Над Францией 1793 года стоит не просто время, – стоит какой-то неведомый климат души, который, как назойливый запах, просачивается в каждую щель, в каждую человеческую грудь. Это не то чтобы погода – это вовсе небо, но небо смущённое, смятенное и будто бы одержимое какой-то святой, по-видимому, очень жестокой идеей: мыслью о правде, о правде любой ценой. И вот – что из этого вышло: повсюду подозрение, поскорбность, крики, и каждый человек, как бы он ни старался быть только человеком, неизбежно стал чем-то иным – свидетелем, доносчиком, судом, жертвой и, что страшнее всего, – исполнителем своей собственной терзающей правды.
Если хотите представить себе Париж того года, то прежде всего представьте улицы: узкие, влажные, с камнем, который ещё хранит печать прошедших шагов – шагов королей, кардиналов, мещан, злодеев, святых и проституток. Но теперь на этих камнях лежит что-то иное: не просто грязь, не просто снег или дождь – некое общее дыхание толпы. Толпа шуршит, толпа говорит, толпа смотрит, и в её взгляде – нечто животное и одухотворённое одновременно; она тотчас же готова на pious-свирепость, на ритуал убийства во имя нового Евангелия.

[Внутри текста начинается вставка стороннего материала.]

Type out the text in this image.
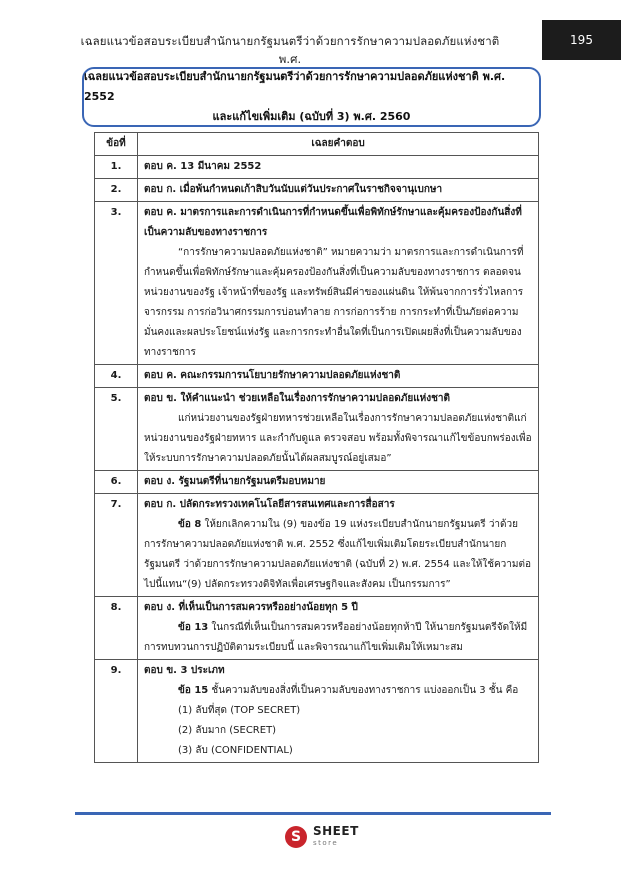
เฉลยแนวข้อสอบระเบียบสำนักนายกรัฐมนตรีว่าด้วยการรักษาความปลอดภัยแห่งชาติ พ.ศ.
195
เฉลยแนวข้อสอบระเบียบสำนักนายกรัฐมนตรีว่าด้วยการรักษาความปลอดภัยแห่งชาติ พ.ศ. 2552
และแก้ไขเพิ่มเติม (ฉบับที่ 3) พ.ศ. 2560
ข้อที่	เฉลยคำตอบ
1.	ตอบ ค. 13 มีนาคม 2552

2.	ตอบ ก. เมื่อพ้นกำหนดเก้าสิบวันนับแต่วันประกาศในราชกิจจานุเบกษา

3.	ตอบ ค. มาตรการและการดำเนินการที่กำหนดขึ้นเพื่อพิทักษ์รักษาและคุ้มครองป้องกันสิ่งที่เป็นความลับของทางราชการ
“การรักษาความปลอดภัยแห่งชาติ” หมายความว่า มาตรการและการดำเนินการที่กำหนดขึ้นเพื่อพิทักษ์รักษาและคุ้มครองป้องกันสิ่งที่เป็นความลับของทางราชการ ตลอดจนหน่วยงานของรัฐ เจ้าหน้าที่ของรัฐ และทรัพย์สินมีค่าของแผ่นดิน ให้พ้นจากการรั่วไหลการจารกรรม การก่อวินาศกรรมการบ่อนทำลาย การก่อการร้าย การกระทำที่เป็นภัยต่อความมั่นคงและผลประโยชน์แห่งรัฐ และการกระทำอื่นใดที่เป็นการเปิดเผยสิ่งที่เป็นความลับของทางราชการ

4.	ตอบ ค. คณะกรรมการนโยบายรักษาความปลอดภัยแห่งชาติ

5.	ตอบ ข. ให้คำแนะนำ ช่วยเหลือในเรื่องการรักษาความปลอดภัยแห่งชาติ
แก่หน่วยงานของรัฐฝ่ายทหารช่วยเหลือในเรื่องการรักษาความปลอดภัยแห่งชาติแก่หน่วยงานของรัฐฝ่ายทหาร และกำกับดูแล ตรวจสอบ พร้อมทั้งพิจารณาแก้ไขข้อบกพร่องเพื่อให้ระบบการรักษาความปลอดภัยนั้นได้ผลสมบูรณ์อยู่เสมอ”

6.	ตอบ ง. รัฐมนตรีที่นายกรัฐมนตรีมอบหมาย

7.	ตอบ ก. ปลัดกระทรวงเทคโนโลยีสารสนเทศและการสื่อสาร
ข้อ 8 ให้ยกเลิกความใน (9) ของข้อ 19 แห่งระเบียบสำนักนายกรัฐมนตรี ว่าด้วยการรักษาความปลอดภัยแห่งชาติ พ.ศ. 2552 ซึ่งแก้ไขเพิ่มเติมโดยระเบียบสำนักนายกรัฐมนตรี ว่าด้วยการรักษาความปลอดภัยแห่งชาติ (ฉบับที่ 2) พ.ศ. 2554 และให้ใช้ความต่อไปนี้แทน“(9) ปลัดกระทรวงดิจิทัลเพื่อเศรษฐกิจและสังคม เป็นกรรมการ”

8.	ตอบ ง. ที่เห็นเป็นการสมควรหรืออย่างน้อยทุก 5 ปี
ข้อ 13 ในกรณีที่เห็นเป็นการสมควรหรืออย่างน้อยทุกห้าปี ให้นายกรัฐมนตรีจัดให้มีการทบทวนการปฏิบัติตามระเบียบนี้ และพิจารณาแก้ไขเพิ่มเติมให้เหมาะสม

9.	ตอบ ข. 3 ประเภท
ข้อ 15 ชั้นความลับของสิ่งที่เป็นความลับของทางราชการ แบ่งออกเป็น 3 ชั้น คือ
(1) ลับที่สุด (TOP SECRET)
(2) ลับมาก (SECRET)
(3) ลับ (CONFIDENTIAL)
S SHEET
store
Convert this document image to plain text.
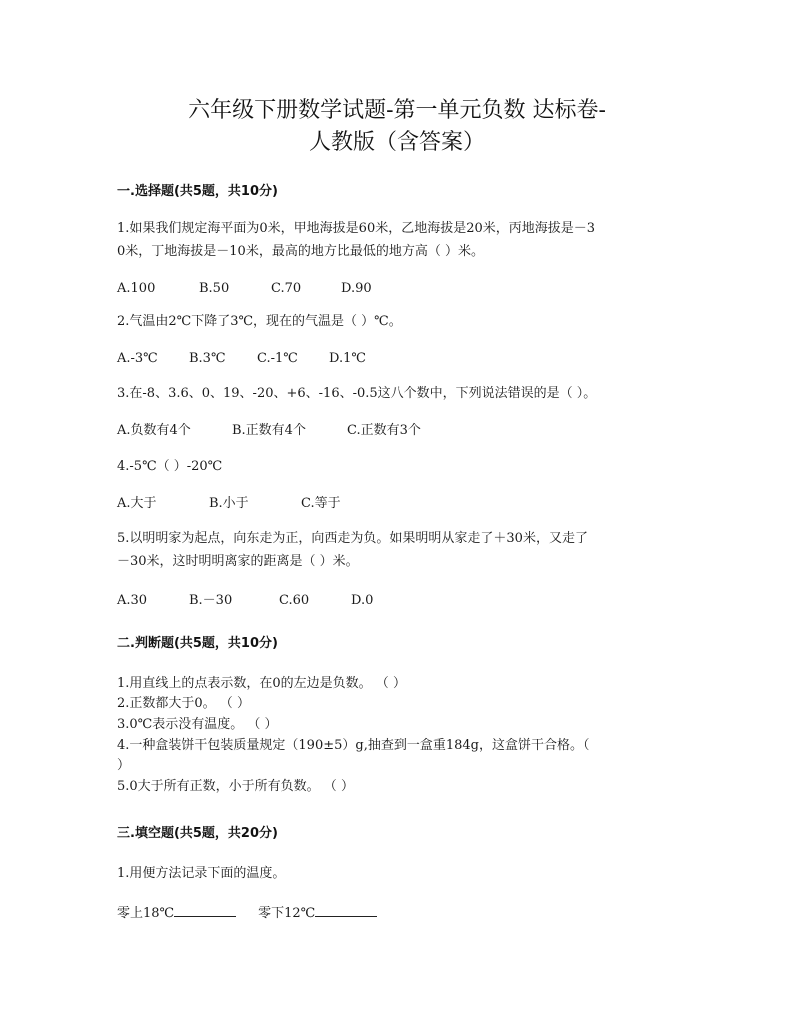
六年级下册数学试题-第一单元负数 达标卷-
人教版（含答案）
一.选择题(共5题，共10分)
1.如果我们规定海平面为0米，甲地海拔是60米，乙地海拔是20米，丙地海拔是－3
0米，丁地海拔是－10米，最高的地方比最低的地方高（ ）米。
A.100	B.50	C.70	D.90
2.气温由2℃下降了3℃，现在的气温是（ ）℃。
A.-3℃ B.3℃ C.-1℃ D.1℃
3.在-8、3.6、0、19、-20、+6、-16、-0.5这八个数中，下列说法错误的是（ ）。
A.负数有4个	B.正数有4个	C.正数有3个
4.-5℃（ ）-20℃
A.大于	B.小于	C.等于
5.以明明家为起点，向东走为正，向西走为负。如果明明从家走了＋30米，又走了
－30米，这时明明离家的距离是（ ）米。
A.30	B.－30	C.60	D.0
二.判断题(共5题，共10分)
1.用直线上的点表示数，在0的左边是负数。 （ ）
2.正数都大于0。 （ ）
3.0℃表示没有温度。 （ ）
4.一种盒装饼干包装质量规定（190±5）g,抽查到一盒重184g，这盒饼干合格。（
）
5.0大于所有正数，小于所有负数。 （ ）
三.填空题(共5题，共20分)
1.用便方法记录下面的温度。
零上18℃	零下12℃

Как ни странно, самым характерным явлением был не только палач с его холодной машиной (о, эта машина, о, гильотина! – да, машина, столь же строгая и безличная, как приговор), но и музыка голосов, сливающихся в одном безудержном хорале: возгласы «Liberté! Égalité! Fraternité!» – и за этими словами немедленно – голод, холод, и в ту же минуту – смертный приговор. Правда здесь была не догмой, а страстью. Человеческое слово, только что освобождённое от прежних цепей, превращалось в орудие: оно назидало, оно осуждало, и, что хуже, само себя оправдывало через насилие.
Свидетельства времени: дворцы опустели, но не в том смысле, что их стены молчат – они теперь отдают эхо, эхо криков тех, кто когда-то стоял у алтаря. Люди, которых раньше уважали или боялись, – теперь в публичном зачёркнуто: картотеки имен пополняются черной чертой; на углах улиц – комитеты, где молодые люди в бесстрастных лицах читают приговоры, где мужчины в плащах, резко отточенные, будто бы вырезанные, говорят о необходимости чистки нации; женщины, более не только украшение, но и активные участницы, с огненными глазами, шепчут, возбуждают, ловят слух на слухах, и в их речах слышны не ревность или зависть, а какая-то мстительная, почти религиозная ревность к Революции.
Именно эта религиозность – самое ужасное. Люди забыли Бога в прежнем смысле, но спустя время Бог вернулся под иным именем: имя это – Революция. И как верующему нужно покаяние, так и революционеру нужно было покаяние – товарище, признавайся, иначе ты – предатель. Улицы были заполнены святыми трибуналами; не было ни одного двора, где бы не обсуждали добро и зло в тоне, где смешались безумие и проста. Как же могло быть иначе, если с утра до вечера на площадях совершались жертвоприношения – не столь жуткие по форме, сколько по духу: за каждой казнью следовало настроение очищения, и люди, выходя на закат, обсуждали событие как проповедь.